Central European Media Enterprises Gains Option To Increase Ownership In Ukraine
The column I posted last week providing an overview of Central European Media Enterprises already requires updating. In it I mention that CETV was likely to increase its 60% ownership of Studio 1+1, the #2 TV station in Ukraine, within the next year. As it turns out late last week, the company took a major step toward completing this important strategic goal.
After the close on Thursday, the company announced that Igor Kolomoisky, CETV’s newest Board member and one of the richest men in Ukraine, had secured a “valid right” to purchase an additional 21%. Upon Kolomoisky’s completion of the acquisition, an agreement is in place for CETV to purchase the stake for an amount not to exceed $140 million.
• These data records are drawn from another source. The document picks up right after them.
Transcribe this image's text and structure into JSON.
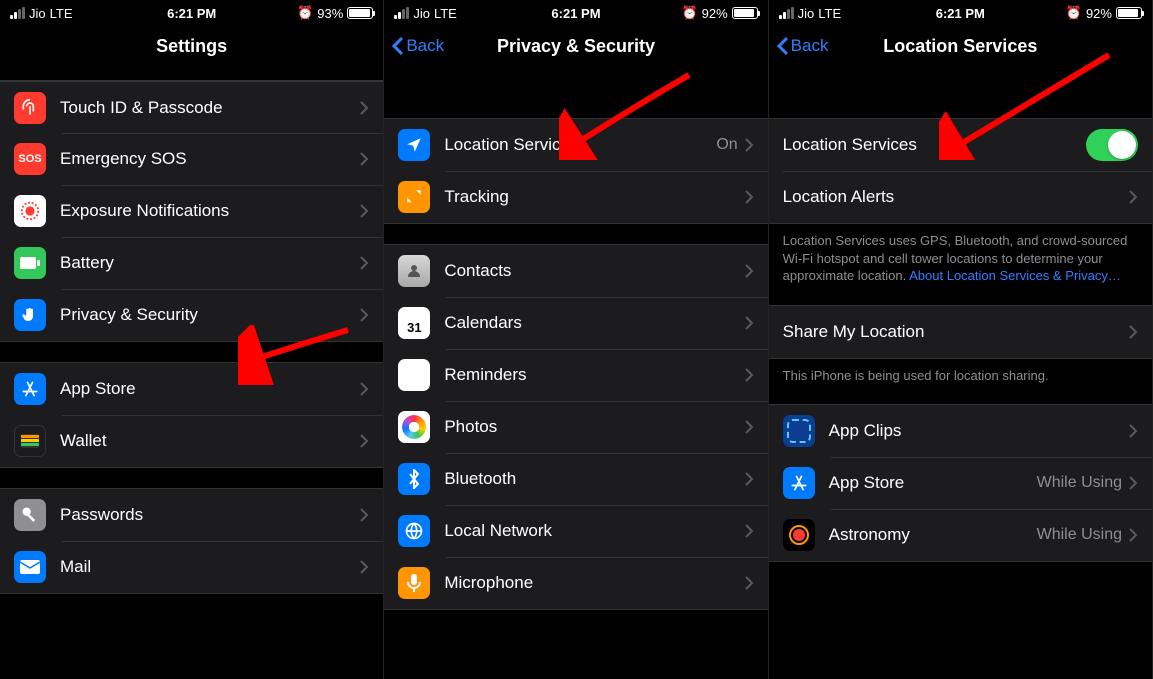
{
  "status": {
    "carrier": "Jio",
    "network": "LTE",
    "time": "6:21 PM",
    "battery1": "93%",
    "battery2": "92%",
    "battery3": "92%"
  },
  "screen1": {
    "title": "Settings",
    "rows": {
      "touchid": "Touch ID & Passcode",
      "sos": "Emergency SOS",
      "exposure": "Exposure Notifications",
      "battery": "Battery",
      "privacy": "Privacy & Security",
      "appstore": "App Store",
      "wallet": "Wallet",
      "passwords": "Passwords",
      "mail": "Mail"
    }
  },
  "screen2": {
    "back": "Back",
    "title": "Privacy & Security",
    "location_row": "Location Services",
    "location_value": "On",
    "tracking": "Tracking",
    "contacts": "Contacts",
    "calendars": "Calendars",
    "reminders": "Reminders",
    "photos": "Photos",
    "bluetooth": "Bluetooth",
    "localnet": "Local Network",
    "microphone": "Microphone"
  },
  "screen3": {
    "back": "Back",
    "title": "Location Services",
    "toggle_label": "Location Services",
    "alerts_label": "Location Alerts",
    "description": "Location Services uses GPS, Bluetooth, and crowd-sourced Wi-Fi hotspot and cell tower locations to determine your approximate location. ",
    "description_link": "About Location Services & Privacy…",
    "share_label": "Share My Location",
    "share_footer": "This iPhone is being used for location sharing.",
    "apps": {
      "appclips": {
        "label": "App Clips",
        "value": ""
      },
      "appstore": {
        "label": "App Store",
        "value": "While Using"
      },
      "astronomy": {
        "label": "Astronomy",
        "value": "While Using"
      }
    }
  }
}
Although there is no guarantee Kolomoisky’s right will turn into an acquired asset, based on the company’s past history of gaining incremental ownership in its operations, I expect the two-part transaction to be completed reasonably soon.
This announcement is very positive for CETV for two reasons. First, moving the stake up to 81%, along with September’s announcement that the company had secured control of the license, should allow CETV to exercise greater management control over 1+1. When ownership stakes turned into control in other countries, most recently Slovakia, revenue and EBITDA growth accelerated sharply….
….Second, the $140 million price implies a valuation of $700 million for 1+1. This year 1+1 will be lucky to operate at breakeven after producing $30 million in EBITDA in 2006. Ratings issues and the uncertain political environment and parliamentary elections in Ukraine are the culprit for the 2007 performance. Most investors value CETV using EBITDA multiples. With Ukraine operating at breakeven, this valuation method implies no value to 1+1 while the Kolomoisky deal values the 81% stake at $560 million or $13 per share. Alternatively, the $700 million value for the whole stake works out to 23 times 2006 EBITDA while CETV trades at 13 times 2007 EBITDA.
Given this analysis, it is no surprise that CETV spurted 8% last week and closed at an all-time high on Friday. I expect good news at the analyst meeting and think plenty of upside remains.